The biggest share should go to CCSN, about $15 million, according to the consultant, MGT of America, based in Tallahassee, Florida.
UNLV should get $7.6 million, TMCC $722,700 and WNCC $447,600, the study said.
The University of Nevada, Reno, has many unique and costly missions that justify expenditures per student beyond those at UNLV, including the medical school, larger doctoral programs and more senior staff, the report said.
"While those who have been concerned about the per student funding difference between UNR and UNLV may find this finding a surprise, the analysis indicates that UNR and UNLV, in fact, are equitably funded when taking into account UNR's larger proportion of graduate and high cost programs," the study concluded.
"At the same time, however, the narrowing of the gap between UNR and UNLV over time indicates that UNLV's instructional funding is not keeping pace with enrollment growth and its changing instructional cost structure as it moves from a comprehensive to a doctoral institution," it said.
The presidents of both universities said they were pleased with the findings.
"We had calculated an amount that was slightly under $500 for UNLV. This is slightly over $500, so it seems like a reasonable figure," UNR President Joseph Crowley told The Associated Press during a break at the meeting today at Truckee Meadows Community College.

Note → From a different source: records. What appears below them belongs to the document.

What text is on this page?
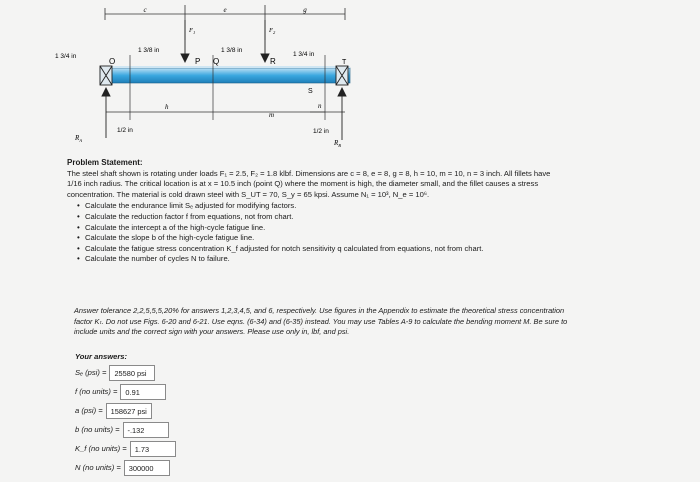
c	e	g
$F_1$	$F_2$
1 3/4 in
O
1 3/8 in
P Q
1 3/8 in
R
1 3/4 in
T
S
h
m
n
1/2 in
$R_A$
1/2 in
$R_B$
Problem Statement:
The steel shaft shown is rotating under loads F₁ = 2.5, F₂ = 1.8 klbf. Dimensions are c = 8, e = 8, g = 8, h = 10, m = 10, n = 3 inch. All fillets have
1/16 inch radius. The critical location is at x = 10.5 inch (point Q) where the moment is high, the diameter small, and the fillet causes a stress
concentration. The material is cold drawn steel with S_UT = 70, S_y = 65 kpsi. Assume N₁ = 10³, N_e = 10⁶.
• Calculate the endurance limit Sₑ adjusted for modifying factors.
• Calculate the reduction factor f from equations, not from chart.
• Calculate the intercept a of the high-cycle fatigue line.
• Calculate the slope b of the high-cycle fatigue line.
• Calculate the fatigue stress concentration K_f adjusted for notch sensitivity q calculated from equations, not from chart.
• Calculate the number of cycles N to failure.
Answer tolerance 2,2,5,5,5,20% for answers 1,2,3,4,5, and 6, respectively. Use figures in the Appendix to estimate the theoretical stress concentration
factor Kₜ. Do not use Figs. 6-20 and 6-21. Use eqns. (6-34) and (6-35) instead. You may use Tables A-9 to calculate the bending moment M. Be sure to
include units and the correct sign with your answers. Please use only in, lbf, and psi.
Your answers:
Sₑ (psi) =	25580 psi
f (no units) =	0.91
a (psi) =	158627 psi
b (no units) =	-.132
K_f (no units) =	1.73
N (no units) =	300000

"We calculated there would be a case for a relatively slight inequity adjustment. They were talking about $3,000 per student. This says $534," he said.
UNLV President Carol Harter said she was "disappointed our number isn't somewhat higher.
"The overall conclusion that the two southern institutions need $22 million exactly reinforces what we have been saying all along," she told AP.
"I'm feeling positive. We can certainly benefit by having better funding in terms of our aspirations as a university. This is the beginning of that."